Maman avait fait une tarte aux pommes, j'en avais déjà fait disparaître plus de la moitié, nan vraiment, le reste, son poulet, ses pommes de terre, que tout le monde les prenne, mais sa tarte aux pommes je peux pas, c'est trop pour moi et je me sens bien qu'après l'avoir fini. Là j'avais réussi à en laisser un peu en me forçant à penser à ma soeur affamée et à ma mère qui m'aurait frappée avec sa tong. J'ai sorti des assiettes en parlant un peu d'Emile,

"ce con au petit déjeuner il a mangé des pâtes, tu sais que maintenant il veut devenir écrivain? Il écrit pendant les permanences et il vient me voir et il me demande si ça peut faire le début d'un livre. Il s'est acheté des pulls trop beaux chez Gap, Emile montre lui tes nouveaux pulls. Tu sais qu'on s'échange nos Converse? On fait la même pointure, c'est coul hein. Pendant les vacances il a pas arrêté de nous saouler avec le Japon et les sushis, mais vraiment tous les jours, c'est un malade, il pense qu'à bouffer, il dîne trois fois par jour."
Moi là j'ai pas mangé, un peu plus tôt j'avais déjà déjeuné toute seule, un gratin de choux fleurs et de pommes de terre, j'étais encore debout pendant qu'elle et Emile mangeaient du poulet et des pommes de terre, je la voyais découper le blanc de poulet, il avait l'air tendre et sensationnel mais je me suis dit "stop murielle". Maman avait très bien fait la maîtresse de maison, parfois, pour ne pas dire tout le temps, elle me fait penser aux ménagères américaines sur les photos qu'on peut voir dans les livres d'histoire et qui illustrent la société de consommation et tout ça, elle tient le gros poulet avec des serviettes pour pas se brûler, Norman Rockwell.

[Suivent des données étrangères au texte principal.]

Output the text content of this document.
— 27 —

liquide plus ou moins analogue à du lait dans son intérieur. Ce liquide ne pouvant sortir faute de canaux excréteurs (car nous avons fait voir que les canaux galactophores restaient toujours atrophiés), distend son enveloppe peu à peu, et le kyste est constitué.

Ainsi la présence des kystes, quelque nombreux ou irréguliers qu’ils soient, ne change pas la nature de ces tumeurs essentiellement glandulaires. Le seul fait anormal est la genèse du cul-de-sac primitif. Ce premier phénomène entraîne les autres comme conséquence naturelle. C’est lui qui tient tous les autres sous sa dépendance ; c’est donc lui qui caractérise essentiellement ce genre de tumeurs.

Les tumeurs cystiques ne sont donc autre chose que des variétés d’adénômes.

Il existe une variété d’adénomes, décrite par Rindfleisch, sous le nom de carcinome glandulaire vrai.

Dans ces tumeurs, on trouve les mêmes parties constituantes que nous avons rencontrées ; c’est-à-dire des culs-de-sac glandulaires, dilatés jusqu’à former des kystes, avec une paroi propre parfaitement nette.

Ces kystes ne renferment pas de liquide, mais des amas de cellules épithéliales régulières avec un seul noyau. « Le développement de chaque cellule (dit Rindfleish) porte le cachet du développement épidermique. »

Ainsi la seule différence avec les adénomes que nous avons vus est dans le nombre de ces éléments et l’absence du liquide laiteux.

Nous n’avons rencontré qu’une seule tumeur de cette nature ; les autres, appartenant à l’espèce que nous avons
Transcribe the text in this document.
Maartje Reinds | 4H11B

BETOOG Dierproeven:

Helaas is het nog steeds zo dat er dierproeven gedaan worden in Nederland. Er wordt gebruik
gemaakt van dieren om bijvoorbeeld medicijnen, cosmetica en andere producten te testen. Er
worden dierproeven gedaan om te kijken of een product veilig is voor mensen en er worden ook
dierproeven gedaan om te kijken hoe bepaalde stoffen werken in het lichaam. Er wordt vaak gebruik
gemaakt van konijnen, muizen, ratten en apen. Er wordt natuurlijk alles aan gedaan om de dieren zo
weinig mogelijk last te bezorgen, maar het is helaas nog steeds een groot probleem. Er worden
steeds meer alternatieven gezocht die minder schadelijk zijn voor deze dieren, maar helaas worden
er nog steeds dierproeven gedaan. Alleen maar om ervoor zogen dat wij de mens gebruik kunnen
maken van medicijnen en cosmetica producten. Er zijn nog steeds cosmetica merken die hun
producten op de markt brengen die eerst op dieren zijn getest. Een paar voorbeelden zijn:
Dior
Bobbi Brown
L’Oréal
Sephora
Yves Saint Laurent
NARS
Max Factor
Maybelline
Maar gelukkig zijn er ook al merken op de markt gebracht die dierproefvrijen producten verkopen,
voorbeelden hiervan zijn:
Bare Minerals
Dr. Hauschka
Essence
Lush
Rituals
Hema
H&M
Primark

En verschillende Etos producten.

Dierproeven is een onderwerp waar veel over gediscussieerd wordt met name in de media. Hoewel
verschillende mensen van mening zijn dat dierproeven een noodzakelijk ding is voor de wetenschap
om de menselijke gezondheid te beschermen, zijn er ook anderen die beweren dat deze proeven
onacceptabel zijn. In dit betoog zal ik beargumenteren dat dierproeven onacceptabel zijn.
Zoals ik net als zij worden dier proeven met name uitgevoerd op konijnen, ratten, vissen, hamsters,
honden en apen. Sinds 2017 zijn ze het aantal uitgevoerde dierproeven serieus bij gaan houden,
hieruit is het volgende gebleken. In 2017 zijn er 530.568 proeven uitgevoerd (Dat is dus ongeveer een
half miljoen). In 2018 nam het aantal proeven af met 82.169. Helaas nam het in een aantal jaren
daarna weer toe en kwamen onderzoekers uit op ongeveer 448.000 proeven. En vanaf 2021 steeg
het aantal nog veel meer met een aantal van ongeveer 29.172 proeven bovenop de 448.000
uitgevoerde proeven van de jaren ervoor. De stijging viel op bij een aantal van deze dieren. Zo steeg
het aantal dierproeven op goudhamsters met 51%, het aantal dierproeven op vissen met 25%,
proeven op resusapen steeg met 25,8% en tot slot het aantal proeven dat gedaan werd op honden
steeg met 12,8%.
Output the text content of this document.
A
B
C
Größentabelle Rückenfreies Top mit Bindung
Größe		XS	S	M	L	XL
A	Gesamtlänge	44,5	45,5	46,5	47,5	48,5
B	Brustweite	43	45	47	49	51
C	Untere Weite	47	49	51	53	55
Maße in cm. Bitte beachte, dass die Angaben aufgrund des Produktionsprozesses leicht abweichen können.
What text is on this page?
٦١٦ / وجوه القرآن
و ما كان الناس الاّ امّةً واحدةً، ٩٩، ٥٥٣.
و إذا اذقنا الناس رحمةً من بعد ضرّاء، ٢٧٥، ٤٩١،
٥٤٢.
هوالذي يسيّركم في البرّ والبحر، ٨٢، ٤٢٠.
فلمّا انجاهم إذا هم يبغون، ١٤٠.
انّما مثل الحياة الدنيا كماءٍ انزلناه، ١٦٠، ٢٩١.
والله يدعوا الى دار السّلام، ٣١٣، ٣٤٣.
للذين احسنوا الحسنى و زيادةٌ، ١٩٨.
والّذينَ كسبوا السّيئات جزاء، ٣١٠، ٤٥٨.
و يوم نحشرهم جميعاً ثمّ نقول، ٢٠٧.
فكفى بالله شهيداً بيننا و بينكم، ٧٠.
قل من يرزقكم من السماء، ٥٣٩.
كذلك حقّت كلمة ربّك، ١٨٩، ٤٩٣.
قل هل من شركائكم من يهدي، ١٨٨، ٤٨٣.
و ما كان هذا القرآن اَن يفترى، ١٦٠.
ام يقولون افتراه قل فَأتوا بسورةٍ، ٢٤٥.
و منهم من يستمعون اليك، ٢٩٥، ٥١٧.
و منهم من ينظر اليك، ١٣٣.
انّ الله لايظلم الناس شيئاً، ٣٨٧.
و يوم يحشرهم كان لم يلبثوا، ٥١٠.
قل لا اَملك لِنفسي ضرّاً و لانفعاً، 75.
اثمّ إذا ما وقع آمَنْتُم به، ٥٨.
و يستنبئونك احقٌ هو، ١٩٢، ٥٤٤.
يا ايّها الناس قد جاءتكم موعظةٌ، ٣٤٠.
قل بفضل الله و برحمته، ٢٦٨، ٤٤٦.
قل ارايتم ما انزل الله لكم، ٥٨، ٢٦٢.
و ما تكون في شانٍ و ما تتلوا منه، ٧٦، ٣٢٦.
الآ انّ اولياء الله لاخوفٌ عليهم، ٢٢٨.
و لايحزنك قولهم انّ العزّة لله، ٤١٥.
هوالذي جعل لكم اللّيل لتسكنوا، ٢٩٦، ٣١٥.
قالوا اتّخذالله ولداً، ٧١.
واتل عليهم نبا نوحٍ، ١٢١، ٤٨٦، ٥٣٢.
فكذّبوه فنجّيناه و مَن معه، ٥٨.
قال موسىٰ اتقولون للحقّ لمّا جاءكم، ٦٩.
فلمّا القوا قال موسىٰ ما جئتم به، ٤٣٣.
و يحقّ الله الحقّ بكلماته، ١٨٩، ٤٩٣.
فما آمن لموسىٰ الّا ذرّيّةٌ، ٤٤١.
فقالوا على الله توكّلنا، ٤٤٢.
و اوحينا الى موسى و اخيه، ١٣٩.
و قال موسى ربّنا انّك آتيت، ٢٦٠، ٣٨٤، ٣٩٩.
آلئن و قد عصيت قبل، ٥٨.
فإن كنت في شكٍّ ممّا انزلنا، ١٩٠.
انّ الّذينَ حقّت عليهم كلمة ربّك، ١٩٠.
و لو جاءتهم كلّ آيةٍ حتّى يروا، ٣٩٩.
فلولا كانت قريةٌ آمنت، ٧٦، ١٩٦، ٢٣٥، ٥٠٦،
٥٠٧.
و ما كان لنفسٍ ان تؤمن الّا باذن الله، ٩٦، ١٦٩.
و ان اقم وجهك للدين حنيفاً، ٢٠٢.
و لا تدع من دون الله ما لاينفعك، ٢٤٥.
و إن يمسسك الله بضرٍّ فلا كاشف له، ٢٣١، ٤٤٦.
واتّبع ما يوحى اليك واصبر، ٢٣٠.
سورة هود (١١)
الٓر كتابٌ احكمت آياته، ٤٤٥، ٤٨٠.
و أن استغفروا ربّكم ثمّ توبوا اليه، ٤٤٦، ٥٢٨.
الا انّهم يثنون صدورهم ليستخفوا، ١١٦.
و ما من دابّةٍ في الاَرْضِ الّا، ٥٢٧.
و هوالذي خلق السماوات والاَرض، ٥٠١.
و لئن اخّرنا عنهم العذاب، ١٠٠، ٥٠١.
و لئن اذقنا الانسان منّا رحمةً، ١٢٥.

Je me battais pour qu'on me file le dernier carré de tarte aux pommes. Puis on a papoté et je lui ai montré mon nouveau PC, mon nouveau sac à dos et les nouveaux trucs qu'il y avait dans la chambre, elle faisait "waaw, waaw", ça lui faisait bizarre, sa chambre, ses affaires, alors c'est là où je vis le reste de l'année. Il n'y a qu'un lit qui est à elle sur cette terre et il est dans cette chambre alors tu m'étonnes que c'est important. J'avais pensé à lui faire la blague "alors là c'est ta chambre" et tout mais j'avais déjà fait la blague de genre nous présenter moi et Emile quand je l'ai vu dans l'entrée.
Elle regardait la télé puis elle s'est endormie, j'étais partie réviser l'histoire dans la salle à manger, quand mon père est rentré il est venu me dire de la couvrir, d'abord j'ai étalé un châle sur elle, mais il était trop petit alors j'ai pris le plaid qui était sur mon lit sous mes affaires, c'était la première fois que je la voyais un peu comme une femme, avec sa vie et ses talons, elle était vraiment blanche, ça fait un an qu'elle a pas bronzé et ça se voit, c'est un beau blanc. Je me souviens de mon dermato qui disait à ma mère "le soleil est responsable de 80% du vieillissement de la peau". Après le soir avec Emile on a mangé de la soupe aux oignons et de la viande, on a encore dit les mêmes choses comme la fois où on en avait mangé après There will be blood, à minuit, "on dirait du miel liquide", "nan on dirait de l'or", "la viande c'est plus bon que le caviar", "la cuisine ça doit se faire avec amour" il a dit, et ma mère est intervenue "la cuisine ça doit se faire dans une cuisine propre", "nan avec amour parce que bon tu peux cuisiner tout le temps mais si c'est pas fait avec amour", etc etc etc.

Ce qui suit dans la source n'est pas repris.